We are working to expand the scope from medical, safety, and well-being to more generic scenarios encountered in everyday life.

The graphic above illustrates system integration from wearables to hypervisors to cloud analytics functions to user interfaces.

Edge computing

Wireless connection of several wearables to create an intelligent, cognitive device has been demonstrated for temperature, ECG, and SPO/PPG.

The cognitive hypervisor is connected to the IBM cloud to store data in the cloud and to perform real-time analyses of ECG and other vital signs.

Alerts can be created directly on the hypervisor but also as the result of the real-time analysis in the cloud.

The hypervisor facilitates simple user interaction by voice, touch and lights.

Our main tasks

  • Exploit existing wearable devices by collecting data from wearable and smart devices,
  • Connect to the cognitive hypervisor by making a wireless connection to an intelligent, cognitive device in a patient’s home; the cognitive hypervisor is connected to the IBM cloud,
  • Ensure ultimate integration by creating a device–human symbiosis and natural interaction through full vertical integration,
  • Develop new sensing technologies based on integrated CMOS-compatible sensors and new sensing principles.

IBM Cognitive Hypervisor

Hardware innovation is very important because most adoption barriers are due to performance, functionality and manufacturability of wearables.
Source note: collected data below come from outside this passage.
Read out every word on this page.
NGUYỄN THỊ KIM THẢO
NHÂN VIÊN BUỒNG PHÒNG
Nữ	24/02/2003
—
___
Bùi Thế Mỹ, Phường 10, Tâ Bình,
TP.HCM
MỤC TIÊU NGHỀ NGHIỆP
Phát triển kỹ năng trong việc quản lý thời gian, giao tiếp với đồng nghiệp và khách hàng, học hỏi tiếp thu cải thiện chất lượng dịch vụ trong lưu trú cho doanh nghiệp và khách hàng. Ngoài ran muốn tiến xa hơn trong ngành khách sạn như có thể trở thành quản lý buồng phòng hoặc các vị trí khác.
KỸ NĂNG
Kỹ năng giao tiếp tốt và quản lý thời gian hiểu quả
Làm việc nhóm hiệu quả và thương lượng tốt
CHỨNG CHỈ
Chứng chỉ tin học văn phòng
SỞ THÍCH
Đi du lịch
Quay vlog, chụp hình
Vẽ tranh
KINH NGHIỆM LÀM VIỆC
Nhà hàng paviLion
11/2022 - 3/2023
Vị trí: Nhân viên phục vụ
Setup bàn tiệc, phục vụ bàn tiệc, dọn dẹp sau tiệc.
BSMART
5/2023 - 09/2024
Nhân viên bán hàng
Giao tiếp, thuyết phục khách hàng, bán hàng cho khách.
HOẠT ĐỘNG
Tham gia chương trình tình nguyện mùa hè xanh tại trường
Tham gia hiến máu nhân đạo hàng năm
Major obstacles are component integration, reliability of connectivity, efficiency of energy storage, power management solutions, user interfaces and data security.

Software and system-level integration innovation is of equal importance. This includes

  • Developing standard APIs facilitating app creation
  • Open operating systems and cross-platform development to enable wearable devices to run on multiple platforms
  • Open communication protocols that ensure security and privacy, especially for such application areas as health and finance
  • Developing new communication systems, especially for artificial and virtual reality to make them more realistic and immersive.

Progress should be made in a coordinated fashion in each of these areas in order to accelerate product development and market uptake of wearables.

Overcoming these barriers will create new business opportunities

New component integration methods: integrating and miniaturizing sensors, actuators or power sources that comply with thermal and electrical requirements.

New interconnection technologies, including new technologies for integrating electronics on textile substrates.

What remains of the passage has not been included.